I have a translatable string in one of my Jinja2 templates:
Project can’t end sooner than it starts
(Note the UTF-8 apostrophe in “can’t”.)
When I extract messages and update my translation files, both the template (.pot
) and translation (.po
) files have the following msgid
:
msgid "Project canât end sooner than it starts"
It seems Babel “translated” the UTF-8 characters as if they were in some kind of 8-bit character set.
My babel.cfg
is a really short one:
[python: **.py]
[jinja2: **/templates/**.html]
extensions=jinja2.ext.autoescape,jinja2.ext.with_,webassets.ext.jinja2.AssetsExtension
Is there a way for Babel to notice the template is already in UTF-8, and not to transalete it from whatever charset it thinks? I can’t see any related option in the help output of pybabel extract --help
nor pybabel extract --help
.
I use Python3 exclusively, for the record.
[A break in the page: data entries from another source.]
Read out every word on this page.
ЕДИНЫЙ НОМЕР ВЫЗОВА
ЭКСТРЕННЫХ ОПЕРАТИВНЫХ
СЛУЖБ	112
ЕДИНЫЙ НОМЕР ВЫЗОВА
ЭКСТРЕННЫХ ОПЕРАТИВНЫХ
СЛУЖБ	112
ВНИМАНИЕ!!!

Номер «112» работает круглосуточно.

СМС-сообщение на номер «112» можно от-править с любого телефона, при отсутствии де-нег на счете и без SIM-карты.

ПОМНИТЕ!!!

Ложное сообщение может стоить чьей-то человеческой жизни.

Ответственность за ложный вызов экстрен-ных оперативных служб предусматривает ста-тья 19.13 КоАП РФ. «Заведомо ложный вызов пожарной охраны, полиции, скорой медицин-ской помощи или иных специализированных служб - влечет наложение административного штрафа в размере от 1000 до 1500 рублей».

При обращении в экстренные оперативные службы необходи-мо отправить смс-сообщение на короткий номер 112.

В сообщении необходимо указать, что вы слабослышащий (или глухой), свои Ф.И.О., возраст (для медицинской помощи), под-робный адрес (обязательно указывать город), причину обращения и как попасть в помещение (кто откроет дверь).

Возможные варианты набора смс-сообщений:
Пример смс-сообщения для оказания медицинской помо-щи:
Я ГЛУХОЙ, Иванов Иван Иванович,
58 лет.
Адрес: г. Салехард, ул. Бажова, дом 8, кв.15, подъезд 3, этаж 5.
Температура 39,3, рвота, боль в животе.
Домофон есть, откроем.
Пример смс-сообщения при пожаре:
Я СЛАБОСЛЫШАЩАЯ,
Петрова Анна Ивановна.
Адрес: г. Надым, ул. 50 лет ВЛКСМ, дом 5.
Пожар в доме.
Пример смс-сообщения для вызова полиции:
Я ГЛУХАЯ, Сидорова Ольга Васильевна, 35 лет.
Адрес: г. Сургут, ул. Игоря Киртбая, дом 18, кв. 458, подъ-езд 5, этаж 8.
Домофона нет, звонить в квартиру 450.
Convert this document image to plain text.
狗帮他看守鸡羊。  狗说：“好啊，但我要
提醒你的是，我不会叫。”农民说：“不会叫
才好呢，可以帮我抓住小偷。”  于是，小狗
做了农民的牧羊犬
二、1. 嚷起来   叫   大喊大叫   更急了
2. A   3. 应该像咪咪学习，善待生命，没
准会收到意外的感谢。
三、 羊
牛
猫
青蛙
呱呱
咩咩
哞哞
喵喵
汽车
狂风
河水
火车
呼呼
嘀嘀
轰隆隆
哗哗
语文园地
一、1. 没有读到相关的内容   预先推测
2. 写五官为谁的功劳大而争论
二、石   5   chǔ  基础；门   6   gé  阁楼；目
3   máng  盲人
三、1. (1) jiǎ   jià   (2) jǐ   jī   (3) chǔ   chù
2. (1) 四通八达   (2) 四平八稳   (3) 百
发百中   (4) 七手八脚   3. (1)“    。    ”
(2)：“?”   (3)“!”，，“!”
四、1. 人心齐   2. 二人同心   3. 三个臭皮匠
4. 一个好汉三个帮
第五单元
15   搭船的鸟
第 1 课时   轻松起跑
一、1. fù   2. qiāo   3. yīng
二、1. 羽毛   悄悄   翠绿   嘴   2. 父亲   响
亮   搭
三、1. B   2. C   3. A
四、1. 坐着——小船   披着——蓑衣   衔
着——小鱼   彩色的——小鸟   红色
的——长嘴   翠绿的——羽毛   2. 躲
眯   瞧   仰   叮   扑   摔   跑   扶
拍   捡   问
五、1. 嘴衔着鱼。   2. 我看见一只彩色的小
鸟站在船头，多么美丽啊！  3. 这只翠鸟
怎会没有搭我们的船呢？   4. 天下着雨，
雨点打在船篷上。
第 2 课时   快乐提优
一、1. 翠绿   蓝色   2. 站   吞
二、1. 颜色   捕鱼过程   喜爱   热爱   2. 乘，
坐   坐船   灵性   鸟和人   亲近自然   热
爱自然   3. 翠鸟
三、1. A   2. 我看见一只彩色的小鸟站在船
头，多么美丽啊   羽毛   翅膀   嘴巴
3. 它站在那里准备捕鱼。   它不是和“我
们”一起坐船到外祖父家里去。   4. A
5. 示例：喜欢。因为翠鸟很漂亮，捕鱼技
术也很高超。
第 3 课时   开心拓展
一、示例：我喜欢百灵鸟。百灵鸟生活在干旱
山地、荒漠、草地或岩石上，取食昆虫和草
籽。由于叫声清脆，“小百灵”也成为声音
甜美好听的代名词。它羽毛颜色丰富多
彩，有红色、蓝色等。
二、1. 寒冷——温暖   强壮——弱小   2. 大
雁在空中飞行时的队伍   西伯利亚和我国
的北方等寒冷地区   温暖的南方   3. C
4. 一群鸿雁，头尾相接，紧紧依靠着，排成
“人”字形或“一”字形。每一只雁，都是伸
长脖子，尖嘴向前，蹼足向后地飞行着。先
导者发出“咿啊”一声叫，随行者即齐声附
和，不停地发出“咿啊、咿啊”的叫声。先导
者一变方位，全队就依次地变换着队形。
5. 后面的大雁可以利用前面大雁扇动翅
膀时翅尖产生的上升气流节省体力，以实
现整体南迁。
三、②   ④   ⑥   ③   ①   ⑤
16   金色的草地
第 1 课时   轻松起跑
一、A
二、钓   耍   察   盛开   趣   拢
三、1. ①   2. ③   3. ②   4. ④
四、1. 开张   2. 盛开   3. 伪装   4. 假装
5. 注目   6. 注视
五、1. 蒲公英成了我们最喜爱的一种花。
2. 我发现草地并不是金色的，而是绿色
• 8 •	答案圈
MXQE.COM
Turns out it is supported out of the box, it’s just seems undocumented. All I had to do is changing the configuration:
[python: **.py]
[jinja2: **/templates/**.html]
encoding=utf-8
extensions=jinja2.ext.autoescape,jinja2.ext.with_,webassets.ext.jinja2.AssetsExtension
The encoding=utf-8
part did its magic, all HTML files are now treated as UTF-8 data.